About 30-odd pages into Building A Second Brain, the Tiago Forte book that promised a “proven method to organise my digital life and unlock (my) creative potential”—and god knows I need both—I was more lost, overwhelmed and frustrated than when I started.
As I waded through yet another self-indulgent and repetitive paragraph, I wondered if this could have been a playlist of snappy “how-to” videos, with actionable points and takeaways. That approach would have actually served the purpose for which most people pick up such a book. Then, suddenly, one part of a footnote stood out, revealing Forte’s main point and purpose: “This book is primarily focussed on the potential of digital notes.”
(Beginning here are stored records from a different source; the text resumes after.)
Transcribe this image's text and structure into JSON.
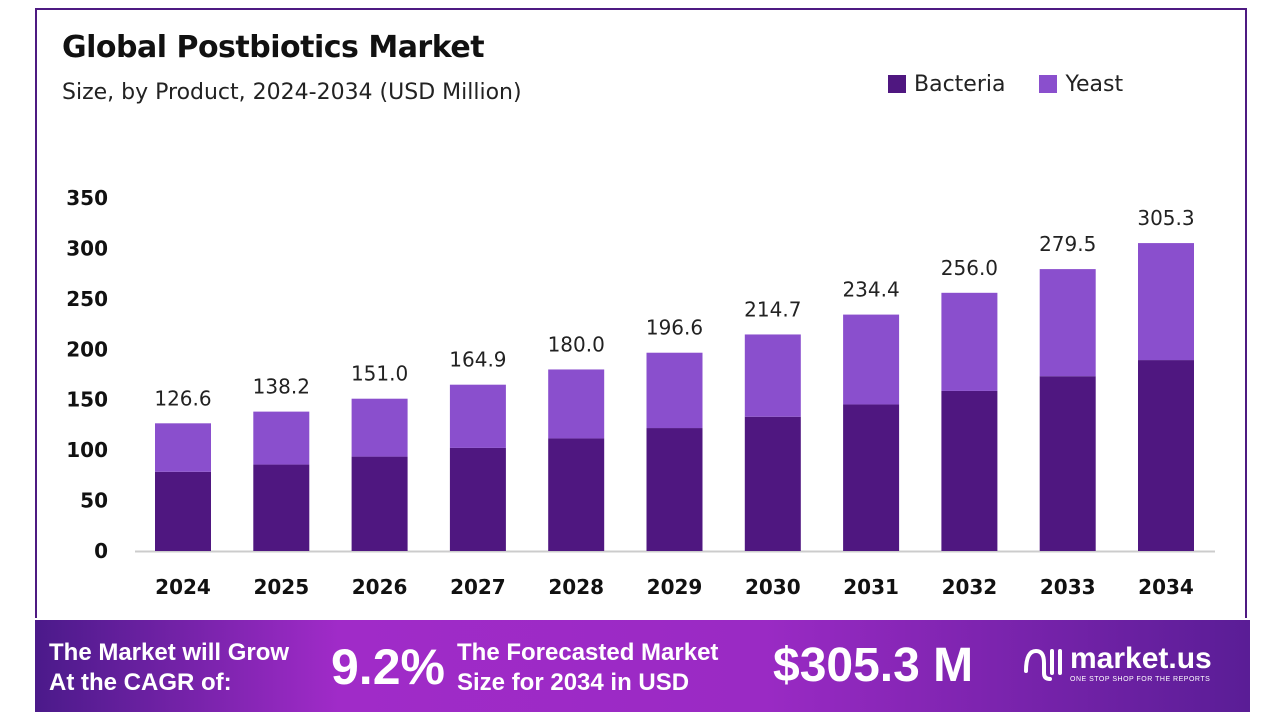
{
  "chart_data": {
    "type": "bar",
    "stacked": true,
    "title": "Global Postbiotics Market",
    "subtitle": "Size, by Product, 2024-2034 (USD Million)",
    "categories": [
      "2024",
      "2025",
      "2026",
      "2027",
      "2028",
      "2029",
      "2030",
      "2031",
      "2032",
      "2033",
      "2034"
    ],
    "series": [
      {
        "name": "Bacteria",
        "color": "#4f1780",
        "values": [
          78.5,
          85.7,
          93.6,
          102.2,
          111.6,
          121.9,
          133.1,
          145.3,
          158.7,
          173.3,
          189.3
        ]
      },
      {
        "name": "Yeast",
        "color": "#8a4fcd",
        "values": [
          48.1,
          52.5,
          57.4,
          62.7,
          68.4,
          74.7,
          81.6,
          89.1,
          97.3,
          106.2,
          116.0
        ]
      }
    ],
    "totals": [
      "126.6",
      "138.2",
      "151.0",
      "164.9",
      "180.0",
      "196.6",
      "214.7",
      "234.4",
      "256.0",
      "279.5",
      "305.3"
    ],
    "yticks": [
      "0",
      "50",
      "100",
      "150",
      "200",
      "250",
      "300",
      "350"
    ],
    "ylim": [
      0,
      350
    ],
    "grid": false,
    "legend_position": "top-right"
  },
  "footer": {
    "cagr_label_1": "The Market will Grow",
    "cagr_label_2": "At the CAGR of:",
    "cagr_value": "9.2%",
    "forecast_label_1": "The Forecasted Market",
    "forecast_label_2": "Size for 2034 in USD",
    "forecast_value": "$305.3 M",
    "logo_text": "market.us",
    "logo_tagline": "ONE STOP SHOP FOR THE REPORTS"
  }
}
Wild. What in the world is going on in the genre of self-help? When I reached a paragraph in which Forte pushes digital notes, saying that in them “(q)uotes from a philosophy book written in ancient time might sit next to the latest clever tweet”, my thoughts began to take the shape of a now popular memefied saying—“this meeting could’ve been an email”. The voice in my head was appalled enough to mimic and modify this: “This book could have been a listicle.” From that moment on, this thought became the biggest hurdle in getting through the novel-length navel-gazing about…well, how to effectively use your device’s notes app.
Forte has a whole website, Forte Labs, with courses and other resources to help people organise their thoughts digitally. In fact, if you google the title of this book, it isn’t the book that comes up but Forte’s second website, buildingasecondbrain.com, with its courses and email subscriptions (you click “yes I want to build my second brain” if you want to get his email guide), and old videos on the already popularised “method”. More reasons that this book essentially didn’t need to exist.
It has a few interesting nuggets, though. On Taylor Swift’s songwriting process, for instance—she writes phrases, as they occur, on her phone’s notes app—and the coming together of her hit song Blank Space. But bits and bobs are not good enough to justify a whole book. Building A Second Brain does great disservice to the actually interesting points to which Forte wants to draw attention—for example, how a “recency bias” can affect creativity, and why we would benefit from having our past knowledge and accumulated ideas organised and ready to access.
It isn’t enough to only have something to say—the advice writers often get—when you want to write a book. You need to know how to narrativise it. Forte’s book made me wonder if more such life-coaches could benefit from the approach Alain de Botton takes, especially in his 2016 book The Course Of Love. In it, he proselytises his deliberations on love through the lives of a fictional couple. It’s how moralistic fables for children have worked too. New-age gurus would do well to remember, or even just know, this.